Project 6: The B-Rep Topology Engine
Build a boundary representation (B-Rep) core that tracks faces, edges, and shells.
Project Overview
| Attribute | Value |
|---|---|
| Difficulty | Level 3: Advanced |
| Time Estimate | 2-3 weeks |
| Main Language | C++ |
| Alternative Languages | Rust, C, Python |
| Knowledge Area | Solid modeling topology |
| Tools | Mesh viewer, validation scripts |
| Main Book | “Geometric Modeling” by Michael E. Mortenson |
What you’ll build: A B-Rep data model that represents solids as collections of faces, edges, and vertices with topological relationships.
Why it teaches computational geometry: B-Rep is the dominant CAD representation for solids. You must understand it to build real modeling operations.
Core challenges you’ll face:
- Managing face-edge-vertex connectivity
- Enforcing topological consistency
- Representing shells and holes
Real World Outcome
You will model simple solids (like boxes and cylinders) and export their topology for inspection. The structure will be consistent and navigable.
Example Output:
$ ./brep_validate cube.brep
Faces: 6
Edges: 12
Vertices: 8
Shells: 1
Validation: OK
Verification steps:
- Traverse around a face and around a vertex
- Confirm each edge has two adjacent faces (for closed solids)
The Core Question You’re Answering
“How do CAD systems represent solids so that operations like booleans and fillets are possible?”
B-Rep turns geometry into a topological object you can operate on.
Concepts You Must Understand First
Stop and research these before coding:
- Boundary representation
- Why is a solid represented by its boundary?
- Book Reference: “Geometric Modeling” by Michael E. Mortenson, Ch. 10
- Euler operators
- How do you maintain topological validity?
- Book Reference: “Geometric Modeling” by Michael E. Mortenson, Ch. 12
- Manifold topology
- What makes a solid watertight and valid?
- Book Reference: “Geometric Modeling” by Michael E. Mortenson, Ch. 10
Questions to Guide Your Design
- Data relationships
- How will you reference faces, edges, and vertices?
- How will you handle boundary loops and holes?
- Validation rules
- What invariants must always hold for a valid solid?
- How will you detect broken topology?
Thinking Exercise
Euler Characteristic
For a cube, compute V - E + F. How does this relate to a valid closed surface?
Questions while working:
- How does adding a hole change the characteristic?
- Why do CAD kernels track Euler validity?
The Interview Questions They’ll Ask
Prepare to answer these:
- “What is B-Rep and why is it used?”
- “How do Euler operators maintain validity?”
- “What is a shell in B-Rep?”
- “How do you detect non-manifold edges?”

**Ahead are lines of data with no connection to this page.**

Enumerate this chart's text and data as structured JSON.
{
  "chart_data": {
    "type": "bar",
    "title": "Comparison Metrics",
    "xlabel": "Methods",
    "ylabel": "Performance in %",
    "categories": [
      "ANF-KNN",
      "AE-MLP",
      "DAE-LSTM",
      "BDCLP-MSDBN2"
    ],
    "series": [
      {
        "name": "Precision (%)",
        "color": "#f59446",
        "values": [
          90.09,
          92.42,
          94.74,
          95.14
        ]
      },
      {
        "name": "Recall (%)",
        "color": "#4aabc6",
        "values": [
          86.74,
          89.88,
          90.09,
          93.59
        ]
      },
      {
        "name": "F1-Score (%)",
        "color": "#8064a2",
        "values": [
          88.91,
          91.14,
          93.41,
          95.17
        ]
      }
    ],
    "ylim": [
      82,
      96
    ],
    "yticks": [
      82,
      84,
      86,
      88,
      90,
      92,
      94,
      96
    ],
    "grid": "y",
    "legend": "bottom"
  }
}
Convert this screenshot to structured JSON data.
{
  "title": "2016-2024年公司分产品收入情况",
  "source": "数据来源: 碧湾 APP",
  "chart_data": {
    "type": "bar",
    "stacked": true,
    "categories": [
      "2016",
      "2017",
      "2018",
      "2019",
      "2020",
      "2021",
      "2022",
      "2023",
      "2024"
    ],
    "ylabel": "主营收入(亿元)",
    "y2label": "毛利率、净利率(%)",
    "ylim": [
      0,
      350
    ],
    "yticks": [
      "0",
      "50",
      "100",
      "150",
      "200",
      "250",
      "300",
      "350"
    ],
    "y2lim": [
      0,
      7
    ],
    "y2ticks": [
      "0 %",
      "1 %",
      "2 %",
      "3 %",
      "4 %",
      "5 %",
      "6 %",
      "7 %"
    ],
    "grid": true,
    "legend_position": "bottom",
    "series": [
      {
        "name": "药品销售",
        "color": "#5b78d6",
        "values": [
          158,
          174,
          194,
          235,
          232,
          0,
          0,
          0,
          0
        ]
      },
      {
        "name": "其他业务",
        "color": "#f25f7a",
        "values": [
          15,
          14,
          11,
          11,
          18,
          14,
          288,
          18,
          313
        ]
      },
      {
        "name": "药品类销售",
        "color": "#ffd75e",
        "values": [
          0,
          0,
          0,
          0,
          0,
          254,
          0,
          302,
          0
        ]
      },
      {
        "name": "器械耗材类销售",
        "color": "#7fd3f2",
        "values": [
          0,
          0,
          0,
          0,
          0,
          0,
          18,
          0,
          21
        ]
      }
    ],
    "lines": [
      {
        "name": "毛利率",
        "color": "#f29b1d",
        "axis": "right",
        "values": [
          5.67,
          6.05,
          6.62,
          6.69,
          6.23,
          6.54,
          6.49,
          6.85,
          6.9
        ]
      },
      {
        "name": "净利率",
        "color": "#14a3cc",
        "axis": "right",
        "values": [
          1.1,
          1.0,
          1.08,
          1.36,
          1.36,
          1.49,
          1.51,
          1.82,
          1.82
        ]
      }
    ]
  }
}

- “How does B-Rep differ from mesh representation?”
Hints in Layers
Hint 1: Starting Point Implement a minimal face-edge-vertex connectivity model.
Hint 2: Next Level Add loops to represent face boundaries and holes.
Hint 3: Technical Details Implement validation checks after every modification.
Hint 4: Tools/Debugging Export topology to a simple text format for inspection.
Books That Will Help
| Topic | Book | Chapter |
|---|---|---|
| B-Rep fundamentals | “Geometric Modeling” by Michael E. Mortenson | Ch. 10 |
| Euler operators | “Geometric Modeling” by Michael E. Mortenson | Ch. 12 |
| Solid validity | “Geometric Tools for Computer Graphics” by Schneider & Eberly | Ch. 11 |
Implementation Hints
- Start with a single solid (cube) built from primitives.
- Keep topology independent of geometry for clarity.
- Validate after each operation to catch errors early.
Learning Milestones
- First milestone: You can represent a simple closed solid.
- Second milestone: You can validate topology invariants.
- Final milestone: You can explain why B-Rep enables CAD operations.